3.バイオプラスチックの分類(種類と特性)
原料→
↓生分解性
石油系プラスチック
 
バイオマスプラスチック
⇒石化資源節約、温室効果ガスの増加抑制
生分解性なし PE
PP
PET
PA
PVC
フェノール樹脂
        etc
PTT(ポリトリメチレンテレフタレート)
大豆ポリオール
ポリウレタン(大豆由来ポリオール)
バイオポリオレフィン(PE,PP)
バイオポリアミド(PA)
バイオポリエステル(PET)
 
生分解性あり
⇒廃棄物処理問題解決の選択肢の一つ
脂肪族ポリエステル
脂肪族/芳香族ポリエステル
PLA(ポリ乳酸)
PBS(ポリブチレンサクシネート)
澱粉樹脂
PHA(ポリヒドロキシアルカノエート)
※生分解性とは、微生物によって分解されるプラスチックの事

代表的なバイオマスプラスチック

(1)ポリ乳酸(PLA) PLA は最もよく知られた生分解性プラスチックであり、トウモロコシを原料とするバイオマスプラスチックです。

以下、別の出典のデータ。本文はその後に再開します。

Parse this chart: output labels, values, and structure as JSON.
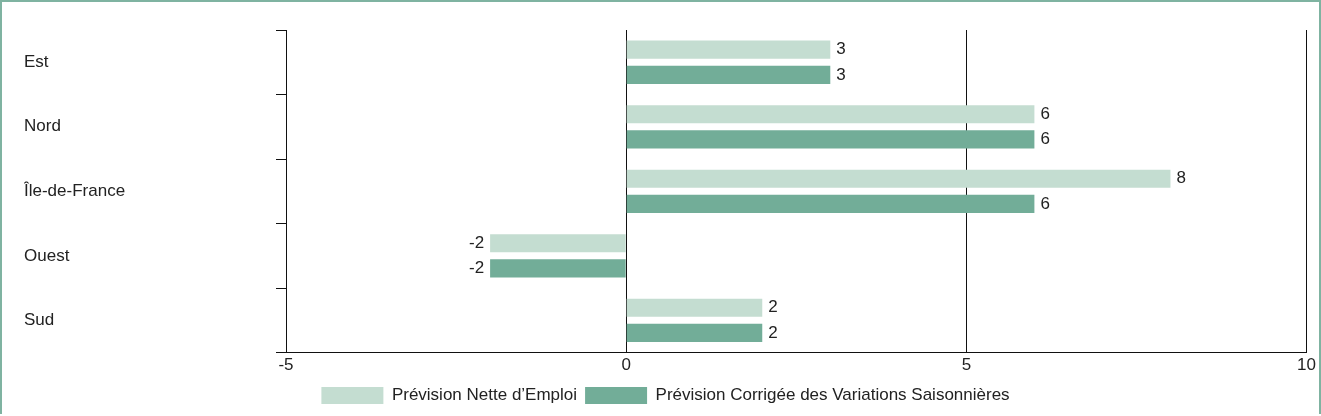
{
  "chart_data": {
    "type": "bar",
    "orientation": "horizontal",
    "categories": [
      "Est",
      "Nord",
      "Île-de-France",
      "Ouest",
      "Sud"
    ],
    "series": [
      {
        "name": "Prévision Nette d’Emploi",
        "color": "#c4ddd1",
        "values": [
          3,
          6,
          8,
          -2,
          2
        ]
      },
      {
        "name": "Prévision Corrigée des Variations Saisonnières",
        "color": "#72ad98",
        "values": [
          3,
          6,
          6,
          -2,
          2
        ]
      }
    ],
    "xlim": [
      -5,
      10
    ],
    "xticks": [
      -5,
      0,
      5,
      10
    ],
    "grid": "x",
    "legend": "bottom",
    "data_labels": true
  }
}
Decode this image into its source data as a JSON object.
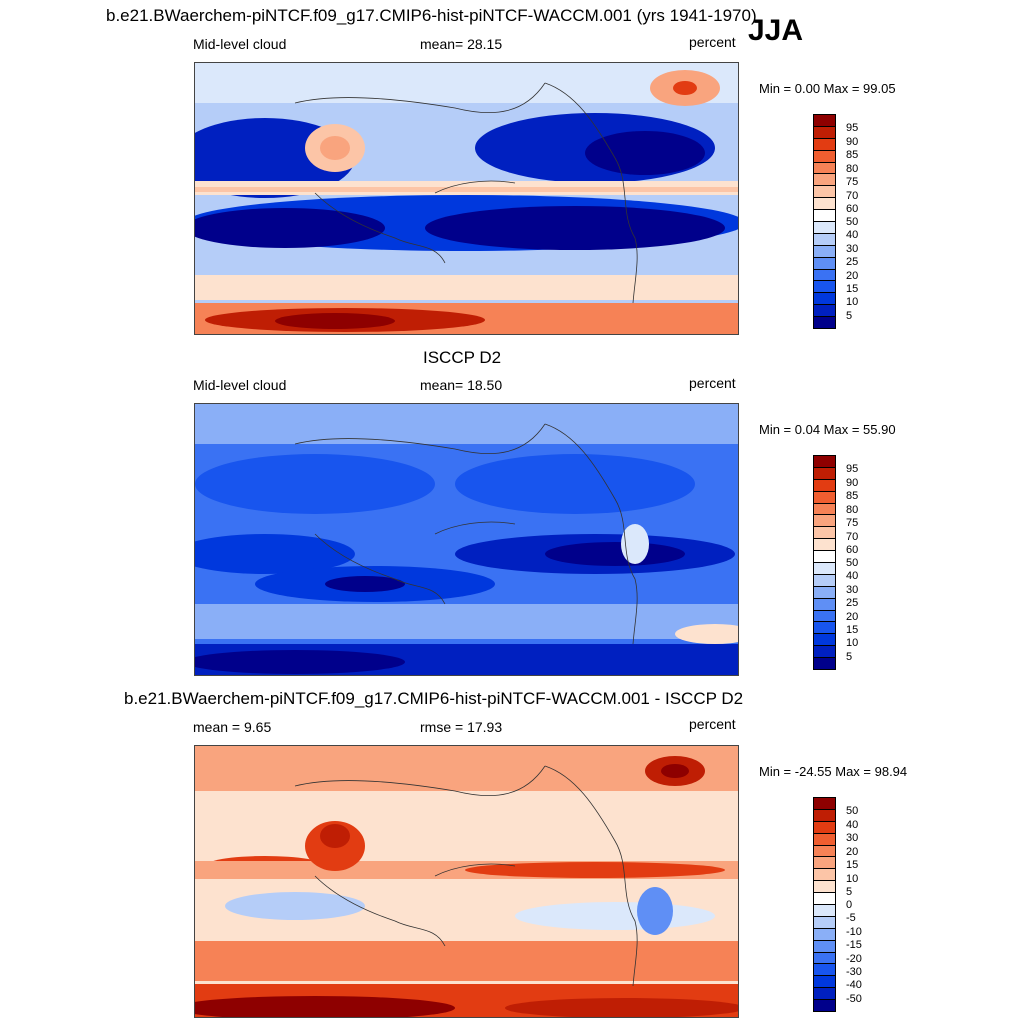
{
  "season": "JJA",
  "palettes": {
    "abs": [
      "#00008b",
      "#0020c0",
      "#0038dd",
      "#1855ee",
      "#3a72f3",
      "#5f8ff5",
      "#8aaff7",
      "#b5cdf8",
      "#dbe8fb",
      "#ffffff",
      "#fde2cf",
      "#fcc5a7",
      "#f9a47e",
      "#f68256",
      "#f05e30",
      "#e23c12",
      "#bf1e04",
      "#8e0000"
    ],
    "diff": [
      "#00008b",
      "#0020c0",
      "#0038dd",
      "#1855ee",
      "#3a72f3",
      "#5f8ff5",
      "#8aaff7",
      "#b5cdf8",
      "#dbe8fb",
      "#ffffff",
      "#fde2cf",
      "#fcc5a7",
      "#f9a47e",
      "#f68256",
      "#f05e30",
      "#e23c12",
      "#bf1e04",
      "#8e0000"
    ]
  },
  "panels": [
    {
      "title": "b.e21.BWaerchem-piNTCF.f09_g17.CMIP6-hist-piNTCF-WACCM.001 (yrs 1941-1970)",
      "left_label": "Mid-level cloud",
      "center_label": "mean=  28.15",
      "right_label": "percent",
      "minmax": "Min =   0.00 Max =  99.05",
      "colorbar_ticks": [
        "95",
        "90",
        "85",
        "80",
        "75",
        "70",
        "60",
        "50",
        "40",
        "30",
        "25",
        "20",
        "15",
        "10",
        "5"
      ],
      "palette": "abs"
    },
    {
      "title": "ISCCP D2",
      "left_label": "Mid-level cloud",
      "center_label": "mean=  18.50",
      "right_label": "percent",
      "minmax": "Min =   0.04 Max =  55.90",
      "colorbar_ticks": [
        "95",
        "90",
        "85",
        "80",
        "75",
        "70",
        "60",
        "50",
        "40",
        "30",
        "25",
        "20",
        "15",
        "10",
        "5"
      ],
      "palette": "abs"
    },
    {
      "title": "b.e21.BWaerchem-piNTCF.f09_g17.CMIP6-hist-piNTCF-WACCM.001 - ISCCP D2",
      "left_label": "mean =   9.65",
      "center_label": "rmse =  17.93",
      "right_label": "percent",
      "minmax": "Min = -24.55 Max =  98.94",
      "colorbar_ticks": [
        "50",
        "40",
        "30",
        "20",
        "15",
        "10",
        "5",
        "0",
        "-5",
        "-10",
        "-15",
        "-20",
        "-30",
        "-40",
        "-50"
      ],
      "palette": "diff"
    }
  ]
}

ポリ乳酸の合成はトウモロコシやサトウキビに含まれる澱粉をグルコースに戻し、以後乳酸へ変換後に重合して製造されます。 ポリスチレン(PS)に類似した性質を持ち、硬質系を活かした文具や生活雑貨の他、食品食材包装として利用されています。
 
(2)バイオポリオレフィン バイオ PE やバイオ PP などと言われるもので、性能や取扱いは通常のオレフィン系樹脂ですが、原料が石油由来ではなく、植物由来のものです。
南米ブラジルの Braskem 社が 2010 年にサトウキビ由来のポリエチレンの製造に着手し、生産が行われています。その製造方法はサトウキビの搾汁から砂糖を精製した残液部(廃糖蜜)から作られるバイオエタノールを原料として、従来工程であるエチレン重合⇒ポリエチレン(ポリマー)が生産されます。生産されるポリエチレンとしては高密度ポリエチレン(HDPE)と直鎖状低密度ポリエチレン(LLDPE)の 2種類です。


4.バイオマスプラスチックを使う必要性・意義

一般的にプラスチックは石油を原材料に作られています。しかしながら、石油などの化石資源も将来的には枯渇する可能性があり、それに代わる材料を作るための研究がされています。
またプラスチックの製造時に二酸化炭素が発生するが、植物由来のプラスチックを使うことで、植物が吸収する二酸化炭素で相殺するという考え方がされています。


5.バイオプラスチック活用の課題

生分解性のバイオマスプラスチックは、主にトウモロコシ(家畜用飼料)の澱粉を原料に作られています。現在の生産量では食物の需要に対する影響は少ないのですが、将来バイオマスプラスチックとしての消費量が数百万トンレベルになった場合には、影響が無いとは言い切れません。こうした状況の到来を想定して、非可食のバイオマスであるセルロースやへミセルロースからバイオマスプラスチックを製造する技術開発が進められています。
最近開発されてきたバイオ PE やバイオ PET などのように、バイオマス由来
の原料を数 10%含み、石油由来系プラスチックと同等の性能で、価格面でもそれほどかけ離れていないものであれば、多くのメーカーが製品に採用することができると考えます。
ただし、リサイクル可能なシステムや材料の設計・開発も併せて進めていく必要があります。


6.製造方法

PLA

トウモロコシの澱粉を分解した糖や、サトウキビから抽出された糖から、乳酸菌などによる発酵によって得られた乳酸を重合して作られるポリエステルの一種。



バイオPE

サトウキビなどから得られる糖を発酵させてバイオエタノールを作り、それを脱水したエチレンを重合して作られるます。石油からPEを作る場合は、石油を蒸留してナフサを得、ナフサを分解したエチレンを重合します。